Si le cahier des charges bio est accessible pour un bon nombre d’élevages au pâturage, les bénéfices peuvent être fluctuants selon les modèles de production. Exemple en Moselle.

Stéphane Ermann, à la tête de 900 brebis et 180 ha de pâtures en Moselle, a décidé de se convertir à l’agriculture biologique en 2015. Ayant toujours travaillé de manière extensive, il voit dans le bio un moyen de valoriser sa conduite au pâturage. Afin d’asseoir son autosuffisance fourragère en vue de la conversion au bio, l’éleveur décide de réduire son cheptel et de modifier son assolement. Il passe donc de 1 100 à 900 brebis, et transforme ses 40 ha de culture céréalière en pâture. L’objectif est alors de nourrir autant que possible le troupeau à l’herbe, notamment pour la finition des agneaux. Claire Favier, coordinatrice de la filière ovine chez Unebio insiste sur l’importance de l’autonomie alimentaire au sein des exploitations biologiques. « Il faut être capable d’ajuster son niveau de production en fonction de ses capacités fourragères pour développer un système rentable. Le prix de vente est une chose, mais se pencher sur le coût de production peut également permettre de dégager des bénéfices. »

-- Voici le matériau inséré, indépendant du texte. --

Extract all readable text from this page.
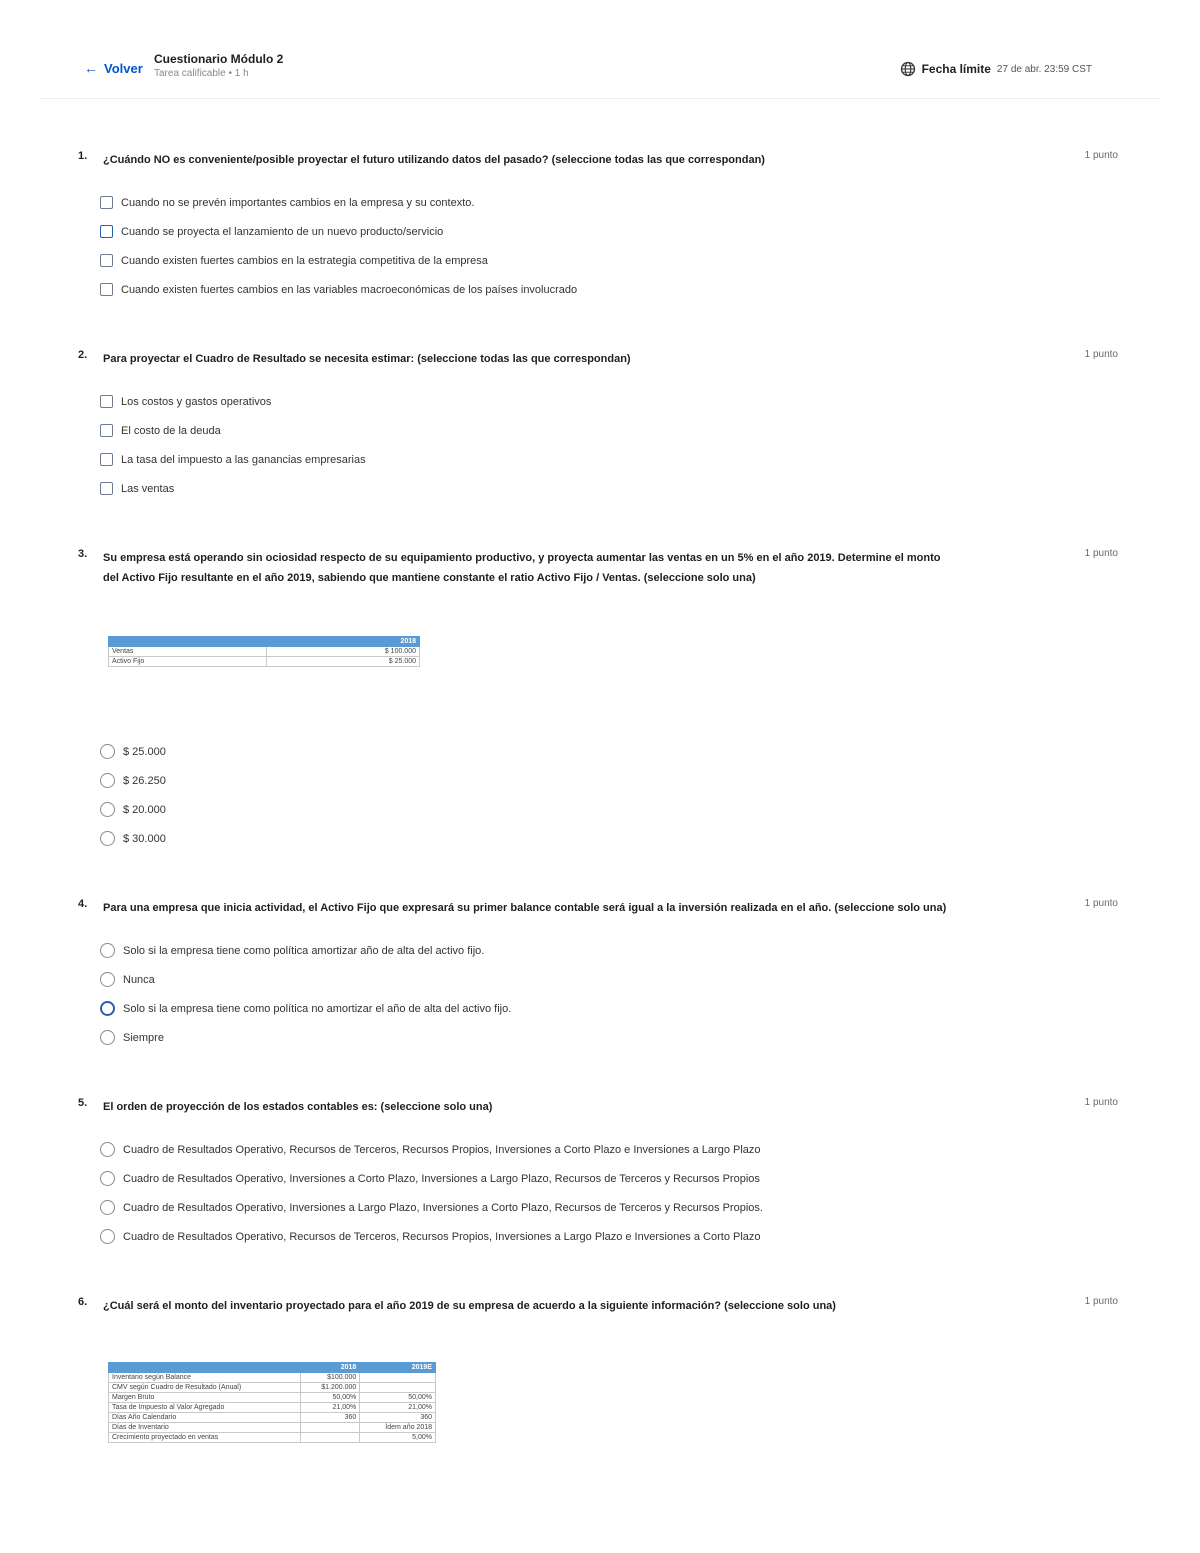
← Volver
Cuestionario Módulo 2
Tarea calificable • 1 h	Fecha límite 27 de abr. 23:59 CST
1. ¿Cuándo NO es conveniente/posible proyectar el futuro utilizando datos del pasado? (seleccione todas las que correspondan)	1 punto
Cuando no se prevén importantes cambios en la empresa y su contexto.
Cuando se proyecta el lanzamiento de un nuevo producto/servicio
Cuando existen fuertes cambios en la estrategia competitiva de la empresa
Cuando existen fuertes cambios en las variables macroeconómicas de los países involucrado
2. Para proyectar el Cuadro de Resultado se necesita estimar: (seleccione todas las que correspondan)	1 punto
Los costos y gastos operativos
El costo de la deuda
La tasa del impuesto a las ganancias empresarias
Las ventas
3. Su empresa está operando sin ociosidad respecto de su equipamiento productivo, y proyecta aumentar las ventas en un 5% en el año 2019. Determine el monto
del Activo Fijo resultante en el año 2019, sabiendo que mantiene constante el ratio Activo Fijo / Ventas. (seleccione solo una)
1 punto
	2018
Ventas	$ 100.000
Activo Fijo	$ 25.000
$ 25.000
$ 26.250
$ 20.000
$ 30.000
4. Para una empresa que inicia actividad, el Activo Fijo que expresará su primer balance contable será igual a la inversión realizada en el año. (seleccione solo una)	1 punto
Solo si la empresa tiene como política amortizar año de alta del activo fijo.
Nunca
Solo si la empresa tiene como política no amortizar el año de alta del activo fijo.
Siempre
5. El orden de proyección de los estados contables es: (seleccione solo una)	1 punto
Cuadro de Resultados Operativo, Recursos de Terceros, Recursos Propios, Inversiones a Corto Plazo e Inversiones a Largo Plazo
Cuadro de Resultados Operativo, Inversiones a Corto Plazo, Inversiones a Largo Plazo, Recursos de Terceros y Recursos Propios
Cuadro de Resultados Operativo, Inversiones a Largo Plazo, Inversiones a Corto Plazo, Recursos de Terceros y Recursos Propios.
Cuadro de Resultados Operativo, Recursos de Terceros, Recursos Propios, Inversiones a Largo Plazo e Inversiones a Corto Plazo
6. ¿Cuál será el monto del inventario proyectado para el año 2019 de su empresa de acuerdo a la siguiente información? (seleccione solo una)	1 punto
	2018	2019E
Inventario según Balance	$100.000	
CMV según Cuadro de Resultado (Anual)	$1.200.000	
Margen Bruto	50,00%	50,00%
Tasa de Impuesto al Valor Agregado	21,00%	21,00%
Días Año Calendario	360	360
Días de Inventario		Ídem año 2018
Crecimiento proyectado en ventas		5,00%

La crise du Covid 19 a déréglé les marchés

La succession des années sèches vient cependant éroder l’autonomie alimentaire. Si auparavant l’éleveur avait recours aux concentrés pour engraisser 20 % de ses agneaux, ce sont maintenant 70 % d’entre eux qui ont besoin d’être complémentés, et l’aliment grignote la marge. « Nous parvenons à atteindre une sorte d’autonomie collective à l’échelle de la région, au sens où je trouve des voisins agriculteurs bio pour me fournir en paille ou en céréales. Mais avec la succession des années sèches, je dois davantage complémenter mes agneaux, alors mécaniquement, le coût de revient augmente ». Lorsqu’il s’est lancé dans l’agriculture biologique, Stéphane Ermann vendait ses agneaux en moyenne 70 centimes de plus qu’en conventionnel, ce qui correspond grosso modo au surcoût engendré par l’achat d’aliment de finition pour agneaux sur son exploitation, mais la sécheresse change la donne et laisse le jeune agriculteur perplexe sur les stratégies à adopter pour préserver sa marge.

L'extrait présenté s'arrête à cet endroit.